Seit dem Bezug der neuen Friedrichsbau-Spielstätte ist es eine Herausforderung, die riesige Bühne auszufüllen. Wohl deshalb wurde nun ein „Trampolin mit Haus“ verpflichtet. Gleichzeitig ist damit auch für den größten Teil des Bühnenbildes gesorgt. So werden zwei Fliegen mit einer Klappe geschlagen. Allerdings zeigt sich recht schnell, dass die Bühnenmaße für diese Darbietung doch nicht ausreichen. Es fehlt an Höhe. So sind für die beiden Herren und die Dame des „Trio Batut“ nur Sprünge zu den drei Fenstern im Haus möglich. Die spektakulären Sprünge vom Trampolin direkt aufs Hausdach – und zurück – müssen jedoch entfallen. Damit fehlt auch ein wesentlicher Clou dieses Genres; die Reaktionen fallen folglich verhaltener aus als andernorts. So wird auch verständlicher, warum diese Darbietung wider alle Erwartungen nicht Schlussnummer ist. Diese Ehre wird vielmehr Jongleurin Lena Smaha zuteil. Die junge Frau war Teil des Jonglage-Trios Vinicki-Smaha, das in Deutschland durch zahlreiche Circus- und Freizeitpark-Engagements bekannt war.
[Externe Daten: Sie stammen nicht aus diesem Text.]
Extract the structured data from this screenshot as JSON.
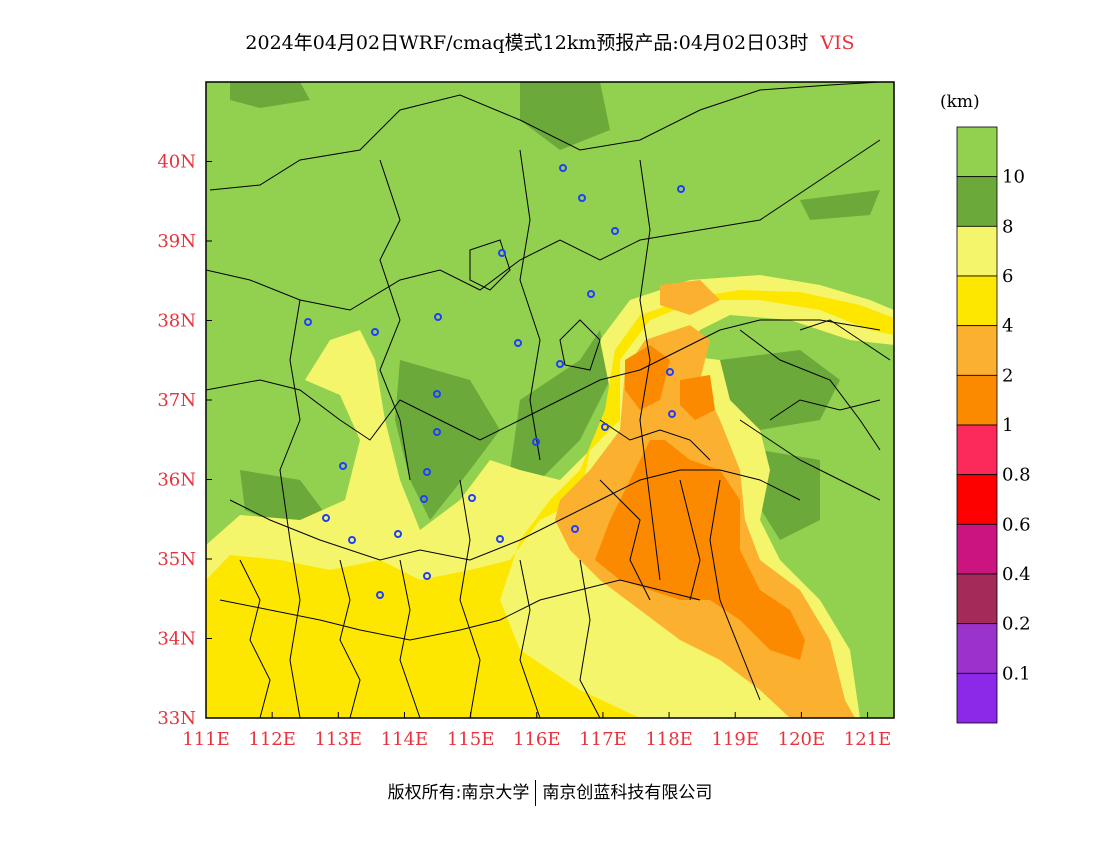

Nach weiteren Verpflichtungen in Skandinavien, den Niederlanden und bei Ringling Bros. and Barnum & Bailey in den USA haben die drei Geschwister Smaha Ende 2013 Solo-Karrieren begonnen. Charmant und routiniert jongliert Lena Smaha mit jeweils bis zu fünf Bällen und Keulen, letzteres auch mit leuchtenden Exemplaren im Dunkeln.

Insgesamt bietet das Friedrichsbau-Varieté an dieser Premiere eine Show, die äußerst ambitioniert erscheint. Man denke nur an die Livemusik sowie die Integration von Magie, Artistik und Burlesque in ein Programm. Oder an das mit 14 Personen außergewöhnlich große Ensemble. Leider jedoch ist ambitioniert in diesem Fall nicht gleichzusetzen mit in jeder Hinsicht gelungen. Vielleicht kann dies im Laufe der Spielzeit noch werden.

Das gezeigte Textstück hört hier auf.